WASHINGTON - President Barack Obama signed a law Thursday allowing sanctions against senior Venezuelan officials accused of violating the rights of protesters during anti-government demonstrations that rocked the country earlier this year.
The text approved just over a week ago by both houses of Congress would freeze assets and deny visas to Venezuelan authorities responsible for violence and political detentions triggered by the protests.
Thousands of activists were arrested and more than 43 people were killed during mass demonstrations that raged from February to May against the government of President Nicolas Maduro, the elected successor of late strongman Hugo Chavez.
Maduro has repeatedly accused the United States of fomenting the protests and seeking to overthrow and even assassinate him.

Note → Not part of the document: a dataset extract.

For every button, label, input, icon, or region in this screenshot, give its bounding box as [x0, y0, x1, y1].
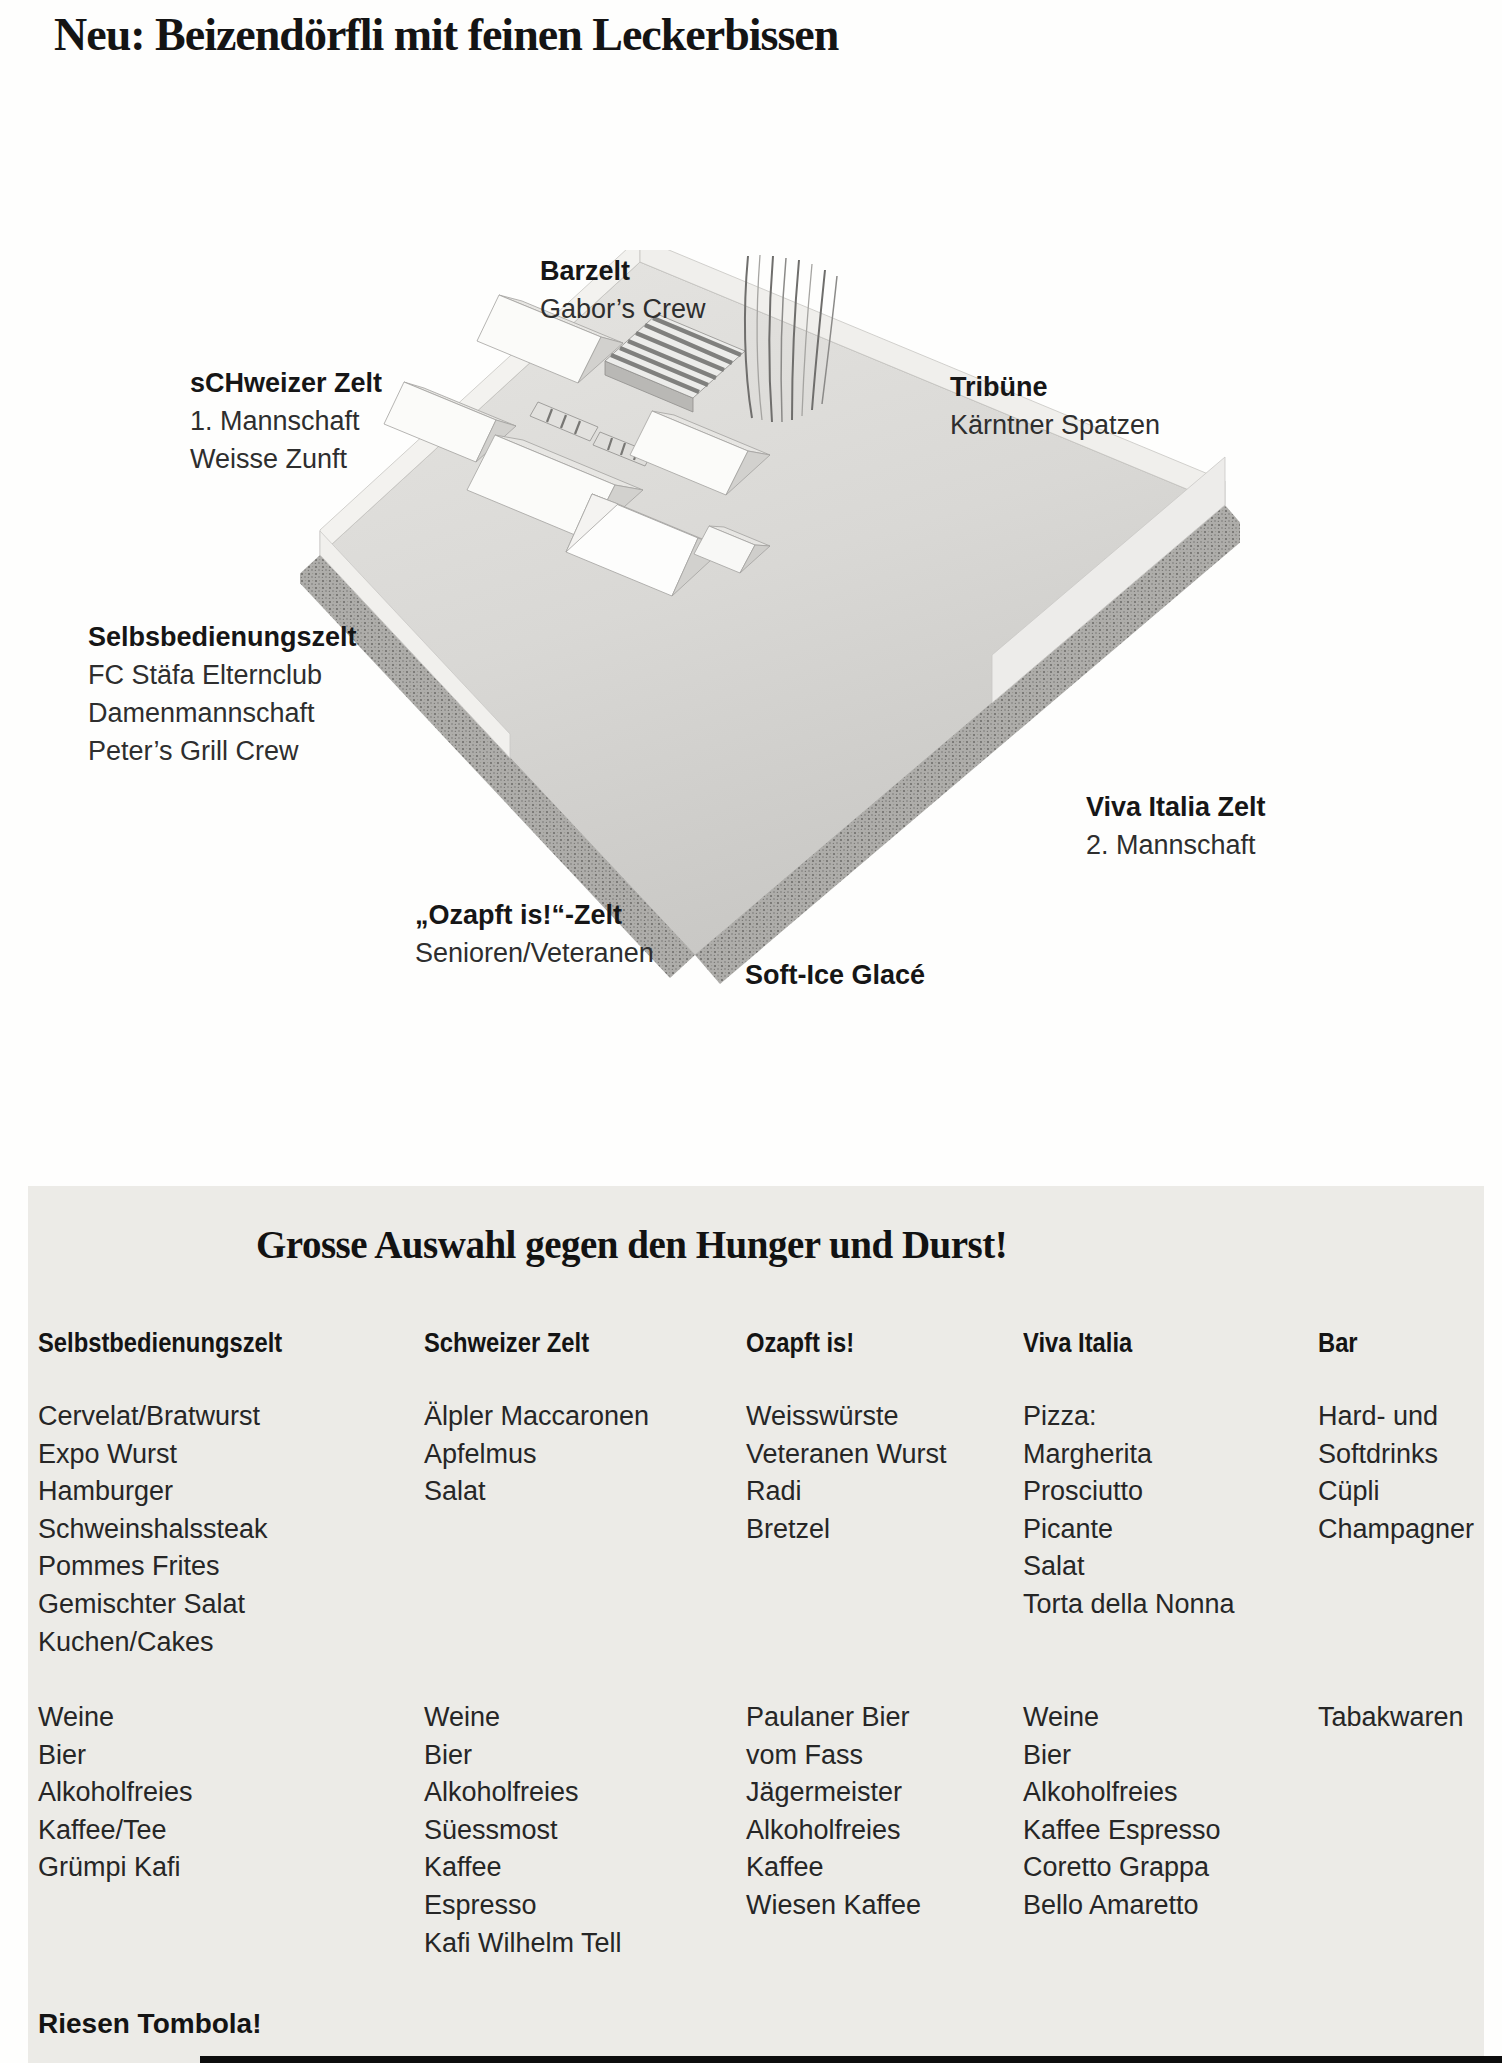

The Venezuelan leader condemned the sanctions law Thursday in a series of Twitter posts, calling it a "misstep" and likening it to the US policy isolating Cuba, which was overturned Wednesday as Obama and Cuba's leader Raul Castro announced a bilateral rapprochement.
Obama "on the one side recognises the failure of the policies of aggression and blockade against our sister Cuba... On the other side, he begins a new stage of attacks" against Venezuela, Maduro tweeted.
Caracas and Washington have had strained diplomatic ties since Chavez first came to power in 1999, leading to the withdrawal of ambassadors from each other's countries in 2010.
However, the United States is the main buyer of Venezuelan oil.